Twenty minutes later my football career would be over. Two weeks later I was officially just Kyle Lafferty, the guy doing game write-ups for the school newspaper on the player who replaced him.

All I wanted for months was to go back to that moment. Back to before. Now, though, I’d live through that injury a hundred times over if I could just have Kim back.

BEEP, BEEP, BEEP.

I jump, and one of my crutches clatters to the floor. Frowning, I turn toward the source of the sound and find my alarm clock beeping loudly on my bedside table.

Limping across the room, I see the red numbers begin to flash over and over again, glaring and in time with the noise.

My hand freezes on the button, a memory washing over me. Mom out of town, Kim waking up beside me, her face scrunched up and sleepy.

“Who even uses an actual alarm clock anymore?” she grumbled, pulling the sheets up over her blond hair and wiggling closer to me while I shut it off, the morning run I was supposed to go on with Sam instantly forgotten as she curled into my arms.

I accidentally hit the wrong button, though, and fifteen minutes later the alarm was blaring again, loud and obnoxious. Kimberly bolted awake, completely upright, and launched the thing across the room. I remember how hard we laughed, the morning sun slowly rising outside my window, casting a warm glow onto her face.

I’d never seen anything so beautiful. I can almost see her—

BEEP, BEEP, BEEEEP.

I bend down and rip the plug from the outlet. The beeping stops abruptly, and Kimberly’s face fades like a dream after waking. My chest tightens and I struggle to pull off my sweatshirt, my arms getting twisted as I fight it. I tug and tug, until the fabric finally gives way, a gasp escaping from my lips as I pull it off at last and toss it onto the back of my desk chair.

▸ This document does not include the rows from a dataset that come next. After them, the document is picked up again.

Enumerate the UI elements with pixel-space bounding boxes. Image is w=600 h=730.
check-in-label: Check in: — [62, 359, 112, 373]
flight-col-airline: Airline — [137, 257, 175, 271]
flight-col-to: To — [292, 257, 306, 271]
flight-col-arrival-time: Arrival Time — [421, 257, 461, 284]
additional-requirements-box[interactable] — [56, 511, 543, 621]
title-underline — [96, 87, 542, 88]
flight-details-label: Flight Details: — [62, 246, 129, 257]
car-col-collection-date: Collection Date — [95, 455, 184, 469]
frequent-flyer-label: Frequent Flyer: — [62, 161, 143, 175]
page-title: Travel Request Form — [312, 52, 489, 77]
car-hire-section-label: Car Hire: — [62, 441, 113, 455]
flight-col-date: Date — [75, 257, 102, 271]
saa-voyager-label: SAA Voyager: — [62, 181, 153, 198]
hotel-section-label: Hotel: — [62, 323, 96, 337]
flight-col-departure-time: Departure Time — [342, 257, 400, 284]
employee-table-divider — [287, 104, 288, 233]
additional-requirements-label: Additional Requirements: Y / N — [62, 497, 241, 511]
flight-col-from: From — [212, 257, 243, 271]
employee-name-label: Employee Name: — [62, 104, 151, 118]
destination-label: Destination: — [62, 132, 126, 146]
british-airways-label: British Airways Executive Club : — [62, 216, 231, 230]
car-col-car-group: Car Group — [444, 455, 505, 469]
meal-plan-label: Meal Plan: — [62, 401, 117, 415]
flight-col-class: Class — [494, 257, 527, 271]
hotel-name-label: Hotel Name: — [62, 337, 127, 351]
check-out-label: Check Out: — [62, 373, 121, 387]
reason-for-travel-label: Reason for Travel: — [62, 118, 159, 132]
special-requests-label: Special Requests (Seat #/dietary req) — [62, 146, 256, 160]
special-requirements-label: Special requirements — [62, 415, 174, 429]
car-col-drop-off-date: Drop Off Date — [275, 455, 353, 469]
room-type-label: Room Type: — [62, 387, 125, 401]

I look around the room at all of the corners that Kim used to fill, and realize that I didn’t prepare for this part. I’ve been so focused on getting home. On the fact I was missing her funeral. On being strong enough to leave the hospital my girlfriend died in.

I never thought about after.



* * *




A week later I pull open the front door, the morning light shining too brightly on the wooden porch stairs. Nothing has really changed since I got home. The front path is still lined with the sweet-smelling flowers my mom planted, the driveway still filled with cracks, the white picket fence still desperate for a paint job.